■法大・熊谷、3安打6打点…2季連続の首位打者へ上昇気配 東京六大学野球春季リーグは10日、法大が東大1回戦に9-3で勝…
■法大・熊谷、3安打6打点…2季連続の首位打者へ上昇気配
東京六大学野球春季リーグは10日、法大が東大1回戦に9-3で勝利を収め先勝した。「6番・遊撃」で先発出場した2年生の熊谷陸内野手が、3本の適時打を放ち6打点の大暴れ。昨秋にリーグ32年ぶりとなる「1年生首位打者」となった屈指の“ヒットマン”が、2季連続のタイトル獲得に向けてエンジン全開となってきた。
「前のバッターたちがチャンスで回してくれたし、(先発投手の)野崎(慎裕)さんも頑張って投げていたので、何とか点を取ろうという気持ちで打席に入っていました」。試合前までリーグ通算7打点だった男が、1試合で6打点の荒稼ぎ。現役時代に近鉄、オリックスなどで内野手として活躍した大島公一監督も「去年もいいところで打っていたけど、きょうも本当にいい場面で打ってくれました」と称える活躍だった。
まずは1-1で迎えた3回2死一、三塁で勝ち越しの左前適時打。2-2の5回無死満塁では再び勝ち越しとなる走者一掃の右越え三塁打を放って東大の4年生サブマリン・渡辺向輝投手をKOし、一気に試合の流れを引き寄せた。「(5回は)甘い球をどんどん振っていこうという考えで打席に入ったので、初球の甘い真っすぐを1球で仕留められて良かった」。これで終わらない。8回2死一、二塁から左翼線に2点三塁打。右へ左へ快音を響かせた。
元ロッテ投手で社会人野球・日本製鉄かずさマジックの渡辺俊介監督の長男・向輝に対して、この日は3打数2安打4打点。2失点完投での白星を許した昨秋も、熊谷は5打数4安打と攻略しており「下からくるボールがあるので、できるだけ上からボールを見てセンター返しという意識で打席に立ってます。去年もボールを見ているし、相性がいいのかなと思います」と納得の表情で語った。

■「ここからどんどん上げて、今年も首位打者を獲れるように」
金ケ崎リトルシニア、花巻東(岩手)時代は佐々木麟太郎内野手(米国スタンフォード大)らと同期で、高3夏の甲子園ではベスト8入りに貢献。法大進学後の昨春のリーグ戦は守備で1試合に出場したのみで打席に立つことはなかったが、秋に二塁のレギュラーを獲得すると、才能が一気に開花した。34打数16安打、打率.471で首位打者を獲得。ベストナインにも選出された。

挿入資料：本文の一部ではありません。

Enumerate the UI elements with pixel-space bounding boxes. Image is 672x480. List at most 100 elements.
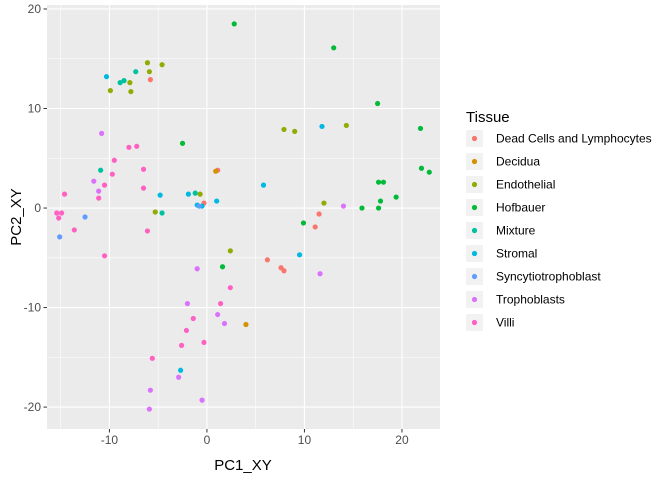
data-point (243, 321, 249, 328)
data-point (317, 271, 323, 277)
data-point (192, 190, 198, 196)
legend-swatch (471, 204, 478, 211)
legend-swatch (471, 135, 478, 142)
legend-label: Dead Cells and Lymphocytes (496, 132, 652, 146)
legend-label: Trophoblasts (496, 293, 565, 307)
data-point (109, 171, 115, 177)
data-point (126, 144, 132, 150)
legend-swatch (471, 250, 478, 257)
data-point (359, 205, 365, 211)
y-tick-label: 0 (34, 201, 41, 215)
data-point (57, 234, 63, 240)
data-point (393, 194, 399, 200)
data-point (340, 203, 347, 209)
data-point (179, 140, 186, 146)
data-point (107, 87, 113, 94)
data-point (190, 315, 196, 322)
data-point (194, 266, 200, 272)
data-point (214, 198, 220, 204)
legend-swatch (471, 227, 478, 234)
data-point (140, 185, 147, 191)
legend-title: Tissue (466, 109, 510, 126)
data-point (418, 165, 425, 171)
data-point (128, 88, 134, 95)
data-point (417, 125, 424, 132)
data-point (312, 224, 318, 230)
data-point (101, 182, 108, 188)
data-point (96, 188, 102, 194)
data-point (134, 143, 140, 149)
legend-label: Villi (496, 316, 514, 330)
data-point (147, 77, 153, 83)
y-axis-title: PC2_XY (8, 188, 25, 246)
legend-swatch (471, 319, 478, 326)
data-point (331, 45, 337, 51)
data-point (343, 122, 349, 129)
y-tick-label: 20 (28, 2, 42, 16)
legend-swatch (471, 158, 478, 165)
data-point (140, 166, 147, 172)
data-point (319, 123, 325, 130)
data-point (215, 311, 221, 318)
data-point (82, 214, 88, 220)
y-tick-label: -10 (24, 301, 42, 315)
data-point (260, 182, 267, 188)
data-point (217, 300, 224, 307)
data-point (103, 74, 110, 80)
legend-label: Mixture (496, 224, 536, 238)
data-point (219, 264, 226, 270)
x-tick-label: 0 (204, 433, 211, 447)
data-point (196, 203, 202, 209)
data-point (375, 205, 382, 211)
data-point (264, 257, 270, 263)
minor-gridlines (47, 5, 440, 429)
data-point (201, 339, 207, 346)
legend: Tissue Dead Cells and Lymphocytes Decidua… (466, 109, 652, 331)
data-point (227, 285, 233, 291)
data-point (213, 168, 219, 174)
x-tick-label: 20 (395, 433, 409, 447)
data-point (199, 397, 205, 403)
data-point (374, 100, 381, 107)
y-tick-label: 10 (28, 102, 42, 116)
data-point (152, 209, 158, 215)
data-point (281, 268, 287, 274)
major-gridlines (47, 5, 440, 429)
data-point (221, 320, 228, 327)
data-point (183, 327, 190, 334)
data-point (178, 342, 185, 348)
legend-swatch (471, 296, 478, 303)
legend-label: Decidua (496, 155, 540, 169)
data-point (56, 215, 62, 221)
data-point (144, 60, 151, 66)
data-point (59, 210, 65, 216)
data-point (91, 178, 97, 184)
x-tick-label: -10 (101, 433, 119, 447)
x-axis: -10 0 10 20 (101, 429, 409, 447)
data-point (61, 191, 68, 197)
data-point (227, 248, 233, 254)
data-point (426, 169, 432, 175)
data-point (185, 191, 192, 197)
data-point (147, 387, 153, 393)
data-point (157, 192, 163, 198)
data-point (316, 211, 322, 217)
data-point (321, 200, 327, 206)
data-point (117, 80, 123, 86)
legend-swatch (471, 273, 478, 280)
data-point (111, 157, 117, 163)
plot-panel (47, 5, 440, 429)
data-point (184, 300, 191, 307)
data-point (377, 198, 384, 204)
data-point (99, 130, 105, 136)
data-point (144, 228, 151, 234)
y-tick-label: -20 (24, 400, 42, 414)
data-point (231, 21, 237, 27)
data-point (71, 227, 77, 233)
data-point (101, 253, 108, 259)
legend-label: Hofbauer (496, 201, 545, 215)
data-point (296, 252, 303, 258)
data-point (178, 367, 184, 373)
y-axis: -20 -10 0 10 20 (24, 2, 47, 414)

海の向こうで奮闘する佐々木麟太郎の存在は大きな刺激になっている。今でも頻繁に連絡を取り合っており「中学から一緒にやってきた仲間が違う国で頑張っているので、自分ももっと頑張って追いつけるようにと思っています。今も連絡も取り合って、野球の話もしたりしてます。向こうの試合前に話したりしてます。仲良くやってます」と切磋琢磨している様子をうかがわせた。
遊撃に定着した今春は、この試合の前まで「思うようなバッティングができていなかった。少し考えすぎていた部分もあったと思う」と20打数5安打、打率.250といまひとつの内容。「割り切ってどんどんいこうと考えていきました」と3安打して打率.320まで上げ「ここまであまり調子が良くなかったので、ここからどんどん上げていけるように、今年も首位打者を獲れるように頑張りたい」と意気込みを示した。
まだリーグ戦は折り返しを迎えたばかり。積極的な打撃で本来の調子を取り戻した左の好打者が、2季連続の首位打者に向け加速していく。